I've been a member for a long time, but this is my first time posting.
I guess it's a bit too late for a presentation, but I'm a software engineer with a fascination for electronics; It's been my hobby for more than 20 years, and I keep learning new things almost every day.
I recently became interested in frequency domain analysis. I know it has countless applications in the Ham/radio world, but I was thinking about more general-purpose use cases; like identifying cross-talk or interference on a PCB design.
I know that's a huge topic and there's some well known general advice and practices to reduce this, like ground planes and decoupling capacitors, and filters... but I wanted to check how bad it could be, if absolutely no sane advice or practice was followed.
So I came up with this ugly PCB as my ultimate test-bed:
This is honestly not far from a PCB I would have designed when I was starting in electronics. I liked having nothing but the tracks on the board.
For a first test, I injected two signals from a signal generator on the left side of the PCB, both very stable and clean. One of them a 7 Mhz sine wave, and the other one a 10 Mhz square wave. I picked two relatively close frequencies to see how easy (or hard) was going to be telling them apart later.

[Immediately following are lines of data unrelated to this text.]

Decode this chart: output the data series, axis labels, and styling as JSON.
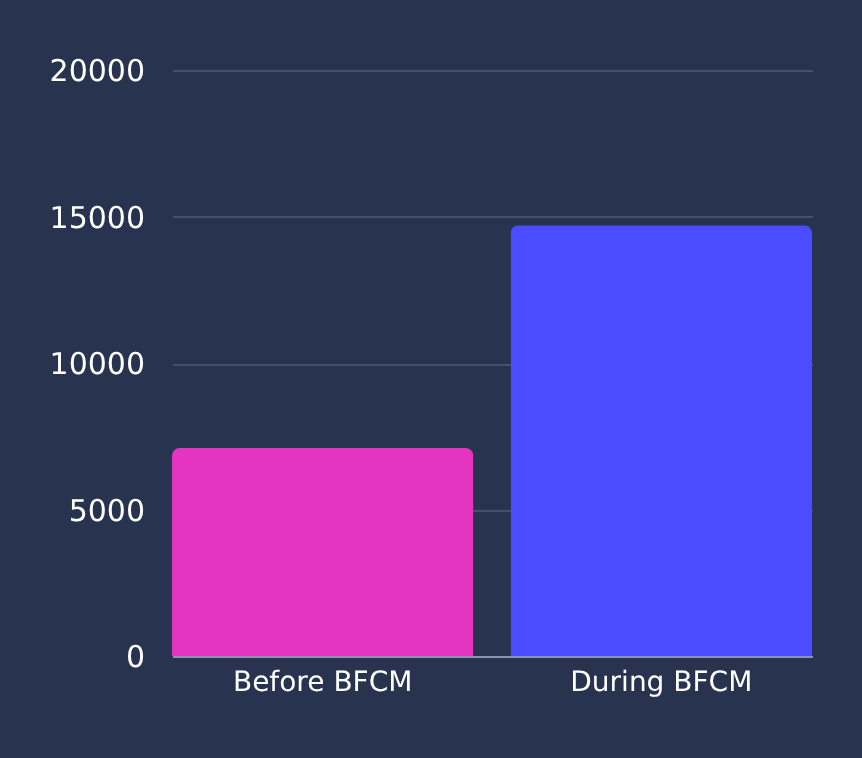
{
  "chart_data": {
    "type": "bar",
    "categories": [
      "Before BFCM",
      "During BFCM"
    ],
    "values": [
      7100,
      14700
    ],
    "colors": [
      "#e535c0",
      "#4b4bff"
    ],
    "ylim": [
      0,
      20000
    ],
    "yticks": [
      0,
      5000,
      10000,
      15000,
      20000
    ],
    "grid": "y"
  }
}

Both traces start very far from each other on the left side of the PCB on big pads, and then they get closer together near the center, just to take on their own separate paths again as their approach the right side.

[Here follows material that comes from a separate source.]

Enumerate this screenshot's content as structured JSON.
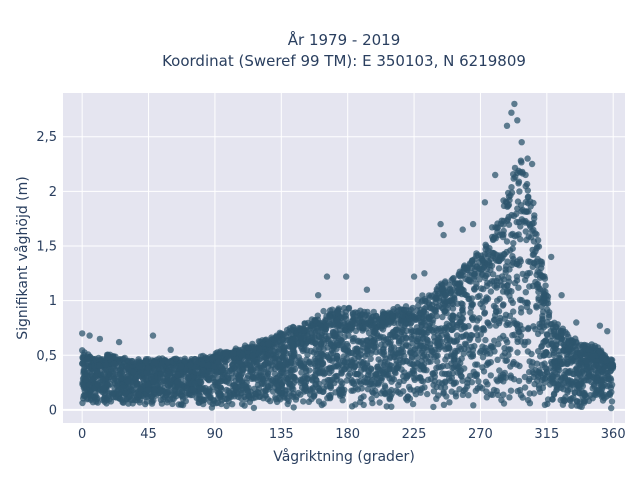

I'm monitoring the "output pad" on the right side for both waveforms on an oscilloscope, and while I was initially watching both on the screen of the scope, the one that I think looked more interesting was the output of the "sine wave" trace:
That's one messed up sine wave. For the record; without the square wave signal connected (or with the signal turned off), that wobbly sine-wave becomes a very clean, proper sinusoidal wave, so this was clearly the influence of the other signal.

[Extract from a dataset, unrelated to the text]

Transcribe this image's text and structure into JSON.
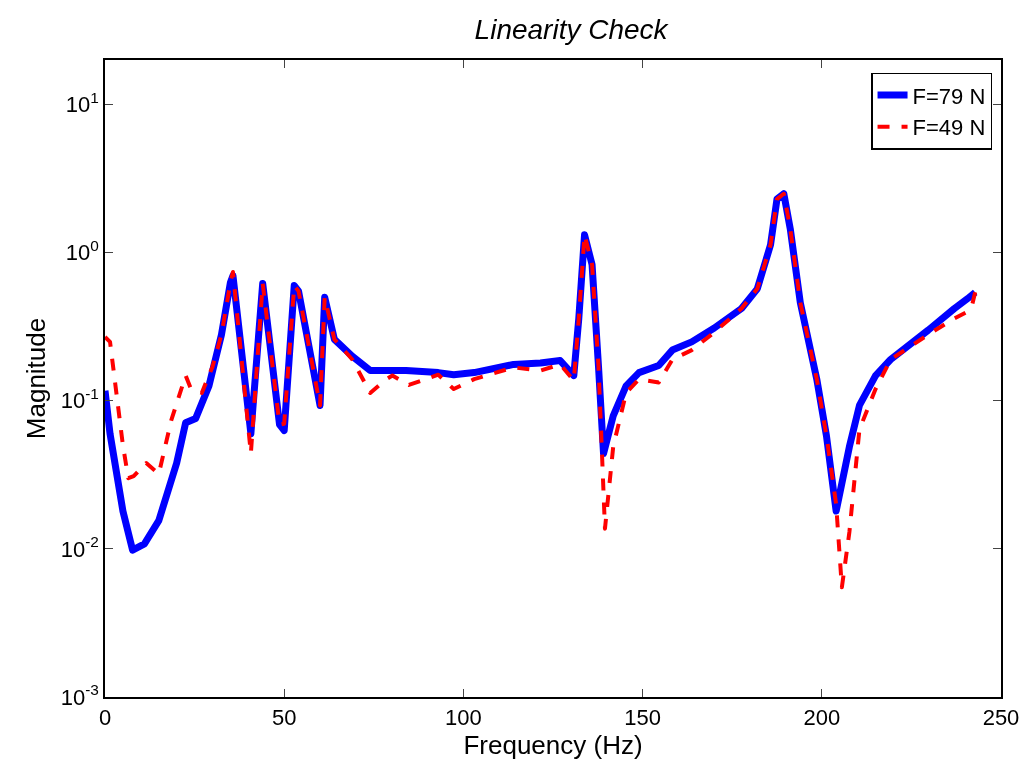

I'm sure it's possible to use the FFT on the scope to dissect the frequency content of that signal,but I wanted to explore none-invasive methods. Something that I could use for a quick inspection and that didn't require probing around test points or component pins. Something that could potentially identify higher-frequency content outside of the range of my scope. And for that I went for a cheap "near field" probe, connected to a TinySA Ultra Spectrum Analyzer. You can actually see the near field "probe" hovering over the tracks in the first picture.
This is a capture from the TinySA:
I was honestly amazed at how well this worked. The probe captured perfectly the two main components of the coupled signal (both a 7 and a 10 Mhz component) even without touching the PCB. Because I zoomed tightly on the frequency range of both signals there's no harmonics from the square wave in sight.
The results were pretty exciting to me, but this left me curious about a couple of things. And I thought this forum was the perfect place to ask::
How often is this kind of debugging needed in real life? How frequently is this kind of analysis required? (other than when performing EMI emissions testing). Is there an area in electronics where cross-talk issues are more of a problem than in others? (for example is this problem worse in high-frequency applications?)
If any of you have an anecdote or story where cross-talk has been an issue, a mystery, or a lesson well learned, I'd love to hear it!